We just had mejimaguro or Blue eye tuna and Kanburi winter yellowtail from Toyama Prefecture.
Most blue eye tunas don't taste very good while the paricular ones like in Toyama, are amazing during winter. The taste gets a lot closer to the more expensive blue fin tuna, while its priced a lot lower, better for customers.
Why is the blue eye tuna in Toyama special? It's due to what the fish eats.When we cut the fish open, there were a bunch of firefly squids, which is another good seafood from the region. You are what you eat, and so do fishes.
Without knowledge and experience as connoisseurs, you won't be able to find the best fish in the main market. I've been finding out that's what makes this fish ship special.
Saba Mackerel is one of my favorite fishes. The ones that come from Oita Prefecture are called Seki Saba, which I adore. It tasted amazing.
Shore Dotterell, a type of sea bass called nodoguro is fished in Akita Prefecture. Nodoguro and kinki is a lot of people's favorite fishes in Japan.
Food in Tsukiji is “reasonable”
Tsukiji was originally for professionals that are willing to pay the price for the best type of ingredients. Ingredients do come from the main market where only licensed professionals have access to, which then of course draws the prices higher.
But fish ware out quickly. So what do we do with the big supply of fish? People that were related to Tsukiji started to sell seafood oitside the main market. They even cooked it for the relativelY wealthy businessmen in Ginza area, who don't know how to cook the ingredients. That evolved to 場外市場 or
Tsukiji Outer Market, which is where my current workplace Saito Suisan Fish Company is.
So food might ne pricier than other areas in Tokyo. But the value you get for the price you pay is reasonable, due to the storage facilities in the area and the competition.
Yes, Tsukiji has become touristic than before and there are people that sell "not very good food for what you pay" dishes.
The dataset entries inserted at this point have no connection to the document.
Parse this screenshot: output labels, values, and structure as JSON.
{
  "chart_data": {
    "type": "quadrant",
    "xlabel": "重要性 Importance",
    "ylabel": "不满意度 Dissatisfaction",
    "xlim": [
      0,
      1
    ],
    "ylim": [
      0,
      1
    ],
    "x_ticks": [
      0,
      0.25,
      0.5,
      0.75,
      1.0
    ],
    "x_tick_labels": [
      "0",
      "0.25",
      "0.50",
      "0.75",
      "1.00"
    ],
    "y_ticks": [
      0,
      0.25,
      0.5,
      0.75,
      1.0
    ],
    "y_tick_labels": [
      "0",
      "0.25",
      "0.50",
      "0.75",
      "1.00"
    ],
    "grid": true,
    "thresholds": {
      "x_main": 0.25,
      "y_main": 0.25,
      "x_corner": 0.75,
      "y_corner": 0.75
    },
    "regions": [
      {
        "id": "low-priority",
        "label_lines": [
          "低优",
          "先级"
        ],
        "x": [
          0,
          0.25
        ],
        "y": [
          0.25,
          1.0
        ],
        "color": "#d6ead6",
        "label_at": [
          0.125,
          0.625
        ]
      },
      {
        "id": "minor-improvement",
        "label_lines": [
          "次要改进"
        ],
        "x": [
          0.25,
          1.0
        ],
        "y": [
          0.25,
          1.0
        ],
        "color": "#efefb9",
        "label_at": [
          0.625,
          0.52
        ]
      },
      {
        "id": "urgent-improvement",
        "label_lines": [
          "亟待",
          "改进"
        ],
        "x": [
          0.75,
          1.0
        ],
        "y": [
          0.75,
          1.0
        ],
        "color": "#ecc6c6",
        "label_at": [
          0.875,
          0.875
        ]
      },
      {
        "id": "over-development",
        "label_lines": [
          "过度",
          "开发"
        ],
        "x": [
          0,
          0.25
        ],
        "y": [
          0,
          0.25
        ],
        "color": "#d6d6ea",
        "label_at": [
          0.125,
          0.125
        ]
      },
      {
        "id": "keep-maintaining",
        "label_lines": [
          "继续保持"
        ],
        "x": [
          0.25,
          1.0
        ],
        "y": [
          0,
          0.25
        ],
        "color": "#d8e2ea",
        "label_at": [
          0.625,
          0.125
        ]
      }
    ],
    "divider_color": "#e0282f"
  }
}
But when you are passionate in cooking or dining, you'll be able to distinguish the legitimate ones because the basics in business are the same.
So in the end it’s our own responsibility to tell which is worth it and which is not. Plus, the businesses that go for easy money actually do start losing money and end up closing in the long run. The genuine ones stay and can play the long game.
The Olympics of ingredients
I’ve realized that the best parts of seafood, meat, fruits from across Japan come to the Tsukiji/Toyosu area. The best comes to where there is money=Tokyo.
Crabs recently are very scarce and live whole king crab costs over 100,000JPY. But I’ve come across a customer that will pay whatever asking price. But it all depends on nature, and the ocean. Some things are so special and scarce you can’t buy it. Then I would learn that you have to grow inside so you do get trusted and be the one that will get that phone call when the crab do arrive to Tokyo.
Working in the area it’s very good learning how to grow as a person. I learn through seafood, but the essentials can be implemented to other industries. I’m happy I can learn and grow through what I love.
Tsukiji is close to everywhere in Tokyo
Just about 20 minute walk from Tokyo Station, Tsukiji is located very central in the prime area of the city. It’s one train ride to go almost anywhere in Tokyo.
I did some research on where to go for street and traditional Tokyo food then I was able to narrow it
down to these areas to go eat for traditional and inspiring flavors.
- Asakusa
- Ningyocho, Nihonbashi
- Ueno
- Ginza Corridor/Shinbashi
The best high end places to eat will be:
- Ginza
- Roppongi/Azabu Juban
Looking forward to exploring all the foodie areas while I live in Tokyo, and to be updated.